Grant M. Berry (PI)
- Highest Degree: Ph.D. (2018)
- Department: Spanish
- Cluster(s): Community/Cognition/Computation
- Member Since: Fall 2020
- Recent Work: www.grantberry.info
My training is in linguistics, mathematics, and cognitive science, and my academic career has been dedicated to understanding how human beings of various linguistic and sociodemographic backgrounds adapt to variation in the world around them. Through my graduate studies, I gained expertise in several methodological approaches, including behavioral tasks, electroencephalography, self-paced reading, ethnographic interviewing, acoustic analysis, and computational modeling. As an employee of Amazon working on Alexa, I collaborated with research scientists and engineers from disparate backgrounds to tackle complex challenges in the construction of natural language understanding technology that is robust to language variation, and I was responsible for delivering high-quality results to customers under strict timelines.
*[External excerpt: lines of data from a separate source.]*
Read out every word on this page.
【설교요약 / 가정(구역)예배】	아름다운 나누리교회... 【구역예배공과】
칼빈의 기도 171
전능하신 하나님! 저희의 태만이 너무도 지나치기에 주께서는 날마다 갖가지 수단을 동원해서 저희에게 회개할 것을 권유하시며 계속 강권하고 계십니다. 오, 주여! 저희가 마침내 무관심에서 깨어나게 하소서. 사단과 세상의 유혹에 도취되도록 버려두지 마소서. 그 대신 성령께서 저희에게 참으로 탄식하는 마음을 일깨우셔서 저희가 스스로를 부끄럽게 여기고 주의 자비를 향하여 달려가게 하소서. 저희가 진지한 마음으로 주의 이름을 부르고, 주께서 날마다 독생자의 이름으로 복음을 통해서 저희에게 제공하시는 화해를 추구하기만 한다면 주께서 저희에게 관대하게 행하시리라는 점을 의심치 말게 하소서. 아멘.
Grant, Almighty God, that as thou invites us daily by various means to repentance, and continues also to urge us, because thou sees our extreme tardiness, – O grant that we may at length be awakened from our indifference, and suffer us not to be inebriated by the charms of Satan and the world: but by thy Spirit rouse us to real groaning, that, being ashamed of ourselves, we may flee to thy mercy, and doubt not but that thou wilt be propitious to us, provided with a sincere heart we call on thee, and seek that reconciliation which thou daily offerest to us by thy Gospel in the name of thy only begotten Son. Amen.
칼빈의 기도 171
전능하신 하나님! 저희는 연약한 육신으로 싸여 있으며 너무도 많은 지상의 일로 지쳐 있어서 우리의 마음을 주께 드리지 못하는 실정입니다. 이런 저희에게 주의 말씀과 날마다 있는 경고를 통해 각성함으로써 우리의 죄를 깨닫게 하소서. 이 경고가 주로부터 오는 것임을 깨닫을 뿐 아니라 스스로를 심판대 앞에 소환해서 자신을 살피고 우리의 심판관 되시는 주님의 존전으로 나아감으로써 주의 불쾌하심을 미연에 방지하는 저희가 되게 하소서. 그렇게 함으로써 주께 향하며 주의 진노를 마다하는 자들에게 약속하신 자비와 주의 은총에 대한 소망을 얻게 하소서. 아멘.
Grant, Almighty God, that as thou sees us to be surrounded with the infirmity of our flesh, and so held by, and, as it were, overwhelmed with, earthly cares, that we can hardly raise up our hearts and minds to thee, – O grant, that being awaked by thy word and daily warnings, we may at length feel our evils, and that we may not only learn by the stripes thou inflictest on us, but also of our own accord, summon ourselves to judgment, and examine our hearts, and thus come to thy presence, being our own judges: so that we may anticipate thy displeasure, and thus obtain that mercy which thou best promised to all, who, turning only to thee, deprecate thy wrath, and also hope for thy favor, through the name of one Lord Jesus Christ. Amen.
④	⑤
Language is one of the most variable phenomena we encounter regularly, but variation is not random: patterns emerge due to cognitive, sociodemographic, and linguistic factors. All of this information must be taken into account when perceiving speech, meaning that adaptation is an essential skill. A long-term consequence of language adaptation may be the adoption of systematic structural changes, which leads to the formation of new dialects/varieties. My work has explored the influence of sociodemographic and cognitive factors on participation in sound change and on maintaining stable patterns in established minority communities.